Et peut-être aussi séduits à l’idée de dessiner sous l’égide des grands noms qui les ont précédés : Antoine Bourdelle, Fernand Léger ou Ossip Zadkine ont enseigné ici. Et on ne compte plus les artistes qui y ont débuté avant de devenir célèbres : Camille Claudel, Amedeo Modigliani, Marc Chagall, Paul Gauguin, Alberto Giacometti, ou encore, plus récemment, Serge Gainsbourg, Cabu ou Gérard Garouste.
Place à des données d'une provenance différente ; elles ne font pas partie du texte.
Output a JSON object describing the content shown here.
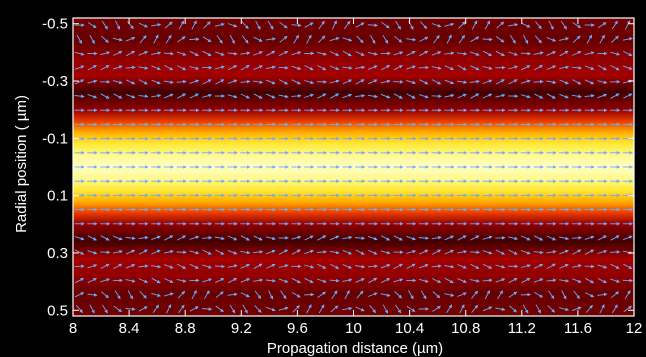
{
  "chart_data": {
    "type": "heatmap",
    "xlabel": "Propagation distance (µm)",
    "ylabel": "Radial position ( µm)",
    "xlim": [
      8,
      12
    ],
    "ylim": [
      -0.52,
      0.52
    ],
    "y_axis_direction": "reversed (-0.5 at top, 0.5 at bottom)",
    "x_ticks": [
      8,
      8.4,
      8.8,
      9.2,
      9.6,
      10,
      10.4,
      10.8,
      11.2,
      11.6,
      12
    ],
    "x_tick_labels": [
      "8",
      "8.4",
      "8.8",
      "9.2",
      "9.6",
      "10",
      "10.4",
      "10.8",
      "11.2",
      "11.6",
      "12"
    ],
    "y_ticks": [
      -0.5,
      -0.3,
      -0.1,
      0.1,
      0.3,
      0.5
    ],
    "y_tick_labels": [
      "-0.5",
      "-0.3",
      "-0.1",
      "0.1",
      "0.3",
      "0.5"
    ],
    "intensity_profile": {
      "description": "field intensity vs radial position, uniform along propagation",
      "radial_position": [
        -0.5,
        -0.44,
        -0.38,
        -0.32,
        -0.26,
        -0.2,
        -0.16,
        -0.12,
        -0.08,
        -0.04,
        0,
        0.04,
        0.08,
        0.12,
        0.16,
        0.2,
        0.26,
        0.32,
        0.38,
        0.44,
        0.5
      ],
      "normalized_intensity": [
        0.22,
        0.2,
        0.3,
        0.34,
        0.12,
        0.3,
        0.55,
        0.75,
        0.88,
        0.96,
        1.0,
        0.96,
        0.88,
        0.75,
        0.55,
        0.3,
        0.12,
        0.34,
        0.3,
        0.2,
        0.22
      ]
    },
    "colormap": [
      "#000000",
      "#5a0000",
      "#a00000",
      "#e02000",
      "#ff8000",
      "#ffe000",
      "#ffffc0"
    ],
    "overlay": {
      "type": "quiver",
      "description": "arrow field pointing along propagation direction; bent arrows in outer rows",
      "color": "#6fa8ff",
      "rows": 21,
      "columns": 44
    },
    "grid": false,
    "legend": "none"
  }
}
Reconversion en espace muséal et commercial

Alors avant la destruction définitive de ces ateliers, restés dans leur jus jusqu’à aujourd’hui, Alexandre de Broca a voulu conserver une trace de ce patrimoine de la vie artistique parisienne : « Il fallait absolument venir peindre les lieux pour garder un témoignage. Ici, il y avait cette théâtralisation qu’on n’a pas forcément dans les autres ateliers libres qui existent ailleurs à Paris. C’est tout simple, c’est une grande sobriété ce lieu, une vraie beauté de la lumière. Et dans ce côté modeste, on peut arriver à aussi mettre en valeur les corps. »
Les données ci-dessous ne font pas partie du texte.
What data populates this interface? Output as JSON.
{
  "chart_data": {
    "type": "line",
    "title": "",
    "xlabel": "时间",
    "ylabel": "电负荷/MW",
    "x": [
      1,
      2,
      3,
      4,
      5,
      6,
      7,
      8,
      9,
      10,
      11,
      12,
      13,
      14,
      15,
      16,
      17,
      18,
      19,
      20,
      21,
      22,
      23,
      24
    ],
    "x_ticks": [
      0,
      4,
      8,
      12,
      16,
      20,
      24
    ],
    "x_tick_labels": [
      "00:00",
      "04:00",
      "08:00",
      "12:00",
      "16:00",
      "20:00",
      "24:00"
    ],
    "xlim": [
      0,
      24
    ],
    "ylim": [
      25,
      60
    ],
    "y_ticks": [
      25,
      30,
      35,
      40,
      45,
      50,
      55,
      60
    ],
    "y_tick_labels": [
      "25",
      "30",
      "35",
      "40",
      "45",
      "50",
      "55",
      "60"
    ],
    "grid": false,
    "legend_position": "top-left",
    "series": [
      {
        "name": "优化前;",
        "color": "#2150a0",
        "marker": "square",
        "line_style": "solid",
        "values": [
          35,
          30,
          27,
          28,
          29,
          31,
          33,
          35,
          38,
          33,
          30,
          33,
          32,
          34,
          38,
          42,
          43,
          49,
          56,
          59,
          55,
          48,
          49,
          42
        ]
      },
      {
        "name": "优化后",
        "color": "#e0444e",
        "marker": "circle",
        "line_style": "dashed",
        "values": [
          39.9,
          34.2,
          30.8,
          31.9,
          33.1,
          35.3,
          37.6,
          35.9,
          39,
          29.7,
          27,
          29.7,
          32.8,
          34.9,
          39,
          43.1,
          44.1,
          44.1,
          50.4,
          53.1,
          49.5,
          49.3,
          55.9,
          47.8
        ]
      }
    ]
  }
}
L’Académie de la Grande Chaumière est aujourd’hui expulsée de son lieu historique, mais devrait réapparaître à une autre adresse prochainement. La mairie du 6ᵉ arrondissement a approuvé le projet de reconversion du lieu historique en espace muséal et commercial et n’a pas joué de son droit de préemption. Les tentatives de classement aux monuments historiques du grand atelier n’ont pas abouti. Bref, c’est la loi du marché immobilier qui semble avoir eu raison de la valeur immatérielle de ce lieu vivant de création artistique. Hélas, même à Montparnasse, tout passe, tout casse…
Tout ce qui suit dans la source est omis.